There are lots of random walks on graphs that satisfy this definition. Like say you have a graph and you just specify the end points and say "walk 5 nodes at random from this starting node, what is the expectation that you end up at a specific end node". This could be a Markov process. At any point to estimate the state you only need to know the state now.
But lots of random walks on graphs do not have the Markov property. For example, say I did the exact same thing as the previous example, so I have a random graph and a start and target node and I say "Walk n nodes at random from the starting node. What's the expectation that at some point you visit the target node". Now I have introduced a dependency on the history and my process is no longer memoryless.

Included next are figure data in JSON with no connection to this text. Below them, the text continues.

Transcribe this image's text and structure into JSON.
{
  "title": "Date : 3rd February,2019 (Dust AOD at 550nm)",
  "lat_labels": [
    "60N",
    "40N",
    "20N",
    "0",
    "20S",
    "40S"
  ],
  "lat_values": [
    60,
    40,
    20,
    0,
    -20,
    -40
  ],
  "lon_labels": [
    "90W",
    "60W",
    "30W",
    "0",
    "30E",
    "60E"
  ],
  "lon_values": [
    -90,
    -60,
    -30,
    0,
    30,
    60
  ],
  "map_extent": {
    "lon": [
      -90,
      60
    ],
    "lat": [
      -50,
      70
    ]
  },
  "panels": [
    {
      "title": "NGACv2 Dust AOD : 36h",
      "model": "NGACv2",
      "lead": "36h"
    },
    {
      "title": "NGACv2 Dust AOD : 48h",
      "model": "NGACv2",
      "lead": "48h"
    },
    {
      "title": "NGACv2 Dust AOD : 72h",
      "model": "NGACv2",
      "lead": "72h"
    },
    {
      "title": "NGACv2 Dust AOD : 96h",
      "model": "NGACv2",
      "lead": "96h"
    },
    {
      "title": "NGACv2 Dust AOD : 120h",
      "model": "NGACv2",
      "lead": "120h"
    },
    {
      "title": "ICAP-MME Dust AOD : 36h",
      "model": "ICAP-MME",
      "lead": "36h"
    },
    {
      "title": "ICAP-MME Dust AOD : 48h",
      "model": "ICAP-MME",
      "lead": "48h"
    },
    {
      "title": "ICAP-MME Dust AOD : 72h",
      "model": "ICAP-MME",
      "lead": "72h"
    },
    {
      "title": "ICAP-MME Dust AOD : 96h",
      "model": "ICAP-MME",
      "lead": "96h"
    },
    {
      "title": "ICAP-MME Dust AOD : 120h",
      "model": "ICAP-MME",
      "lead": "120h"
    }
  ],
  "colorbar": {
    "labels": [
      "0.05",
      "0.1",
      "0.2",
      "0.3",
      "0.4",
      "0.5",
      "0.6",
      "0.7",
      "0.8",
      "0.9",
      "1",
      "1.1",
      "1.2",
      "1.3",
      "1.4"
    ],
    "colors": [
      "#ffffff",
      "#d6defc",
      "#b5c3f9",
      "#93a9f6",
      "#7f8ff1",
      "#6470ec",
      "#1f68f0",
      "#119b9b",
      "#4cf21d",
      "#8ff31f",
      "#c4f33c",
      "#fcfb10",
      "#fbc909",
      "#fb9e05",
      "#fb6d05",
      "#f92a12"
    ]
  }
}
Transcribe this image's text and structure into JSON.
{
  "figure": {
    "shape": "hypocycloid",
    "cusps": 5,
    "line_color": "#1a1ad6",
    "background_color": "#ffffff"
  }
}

It is a discrete stochastic process and it is a random walk on a graph but is not a Markov chain.
An example of a Markov and non-Markov processes in real life is if I have a European option on a stock I only care about what the stock price is at the expiry date. But if I have a barrier option or my option has some knock-in/knock-out/autocallable features then it has a path dependence because I care about whether at any point in its trajectory the price hit the barrier level, not just the price at the end. So the price process for the barrier option is non-Markov.
reply
low_tech_love 2 days ago | parent | next [–]
I won’t pretend to know the technical details (as the other replies do) but I want to make a point for the “pedagogical” effect here, which I agree with the author. The way I interpret the article, it’s not supposed to be a deep, theoretical treatise on the subject; more of an introductory, “intuitive” take on it. This works for those who need to either learn the concept to begin with, or refresh their memories if they don’t work with it every day. I think it’s a given that any intuitive take on a mathematical concept will always oversimplify things, with the underlying assumption that, if you actually need to know more, you’re going to have to dive deeper somewhere else. The most important thing I think is to help the reader build a rough conceptual understanding of the concept such that they can reason about it, instead of simply memorizing the terms.